Do not text cops for pot!

Mar 1, 2007 16:31 GMT  ·  By

In the "Dumbest People" great hall of fame, the following individual probably occupies one of the first three places! Ann Greenfield, a middle school teacher from Kentucky, got arrested after sending a state trooper an SMS containing a request for some weed. The lady accidentally send that text message to the cop after failing to write down correctly her dealer's phone number.

Drunken people often call random phone numbers believing they talk with somebody they definitely know but, in Ann's case, the story is a little different: she wasn't drunk at all and this makes her case get an even stronger "ridiculous" flavor.

I know mistaking somebody's phone number is not such an unusual thing to do but, I suppose, she wasn't trying to get pot from some stranger and she should have had that number written on at least a piece of paper. Being a teacher, the first think to cross her mind must have been to do that but the effects of the weed most surely stopped her to. However, cellphone agendas are not such an innovating thing so she could have at least stored that damned phone number into her handset's memory for further use.

Unfortunately for her, she failed to do that and, after exchanging a couple of text messages with the state trooper, after setting a meeting place where she could meet her "dealer" to get the marijuana and arriving at that certain spot, she found out she was waited for by an entire police squad.

The end of this story? The teacher got arrested and, probably, if she was a snitch, she also got her dealer behind bars. According to USA Today, the unlucky lady was charged with "conspiracy to traffic in controlled substances within 1,000 feet of a school, possession of marijuana and possession of drug paraphernalia."

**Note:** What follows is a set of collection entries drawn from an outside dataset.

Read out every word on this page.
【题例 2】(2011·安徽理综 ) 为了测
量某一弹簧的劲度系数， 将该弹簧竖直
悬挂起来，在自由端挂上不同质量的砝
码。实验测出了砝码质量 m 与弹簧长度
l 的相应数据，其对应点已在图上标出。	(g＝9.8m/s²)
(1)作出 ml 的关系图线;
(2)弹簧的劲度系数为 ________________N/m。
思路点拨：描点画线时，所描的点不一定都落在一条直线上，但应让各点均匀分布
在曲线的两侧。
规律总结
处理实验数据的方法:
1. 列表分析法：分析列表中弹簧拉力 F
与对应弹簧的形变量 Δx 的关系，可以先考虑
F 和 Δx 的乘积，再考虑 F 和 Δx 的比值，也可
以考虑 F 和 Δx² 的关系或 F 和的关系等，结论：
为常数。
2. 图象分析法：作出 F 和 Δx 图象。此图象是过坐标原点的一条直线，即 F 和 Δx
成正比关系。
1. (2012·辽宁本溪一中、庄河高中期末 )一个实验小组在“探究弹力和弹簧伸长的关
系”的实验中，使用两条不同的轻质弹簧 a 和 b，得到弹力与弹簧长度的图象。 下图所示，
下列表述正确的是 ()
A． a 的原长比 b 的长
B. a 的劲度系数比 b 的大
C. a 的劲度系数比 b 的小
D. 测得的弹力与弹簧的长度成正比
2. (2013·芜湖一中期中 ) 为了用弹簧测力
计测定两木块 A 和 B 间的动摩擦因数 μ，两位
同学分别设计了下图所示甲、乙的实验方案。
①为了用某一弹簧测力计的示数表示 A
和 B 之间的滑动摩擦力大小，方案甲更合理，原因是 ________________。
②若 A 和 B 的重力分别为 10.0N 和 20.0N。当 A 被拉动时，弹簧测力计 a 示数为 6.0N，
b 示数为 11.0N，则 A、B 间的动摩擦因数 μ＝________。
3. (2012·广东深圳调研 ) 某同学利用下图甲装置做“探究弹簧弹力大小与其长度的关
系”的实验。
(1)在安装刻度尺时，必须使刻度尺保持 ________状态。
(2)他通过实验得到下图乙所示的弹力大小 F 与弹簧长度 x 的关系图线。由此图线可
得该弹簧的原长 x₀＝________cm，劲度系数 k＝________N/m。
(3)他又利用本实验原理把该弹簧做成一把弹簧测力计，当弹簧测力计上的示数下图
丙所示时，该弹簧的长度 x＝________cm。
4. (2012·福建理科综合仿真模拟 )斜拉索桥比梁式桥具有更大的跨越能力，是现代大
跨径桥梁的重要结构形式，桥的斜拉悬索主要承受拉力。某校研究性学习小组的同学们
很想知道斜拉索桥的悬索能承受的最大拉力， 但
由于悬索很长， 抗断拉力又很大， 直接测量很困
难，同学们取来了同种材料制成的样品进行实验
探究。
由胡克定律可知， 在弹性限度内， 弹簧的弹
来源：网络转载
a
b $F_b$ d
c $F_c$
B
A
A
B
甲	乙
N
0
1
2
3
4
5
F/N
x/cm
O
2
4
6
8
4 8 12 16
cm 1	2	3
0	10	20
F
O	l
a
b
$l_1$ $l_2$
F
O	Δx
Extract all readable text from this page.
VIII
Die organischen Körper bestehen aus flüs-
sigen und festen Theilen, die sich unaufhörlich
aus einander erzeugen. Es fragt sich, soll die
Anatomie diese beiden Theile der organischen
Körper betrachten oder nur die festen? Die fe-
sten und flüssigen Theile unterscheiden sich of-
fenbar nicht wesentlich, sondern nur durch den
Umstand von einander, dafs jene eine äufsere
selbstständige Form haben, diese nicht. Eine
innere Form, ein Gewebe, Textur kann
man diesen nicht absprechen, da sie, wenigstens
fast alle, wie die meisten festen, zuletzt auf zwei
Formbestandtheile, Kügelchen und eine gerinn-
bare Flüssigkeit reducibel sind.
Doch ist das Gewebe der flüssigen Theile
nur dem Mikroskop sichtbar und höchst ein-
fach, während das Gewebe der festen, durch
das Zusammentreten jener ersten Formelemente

Within 1.000 feet of a school you say? I can't stop asking myself if she was sharing that Mary Jane with some of her pupils. If she did, no wonder the number of drug addicts increase each year: they are not only getting the habit from their entourage but, what's worse, they most likely get it from school. And when I'm saying school, I'm not talking about obtaining drugs from the other students but getting them from their teachers.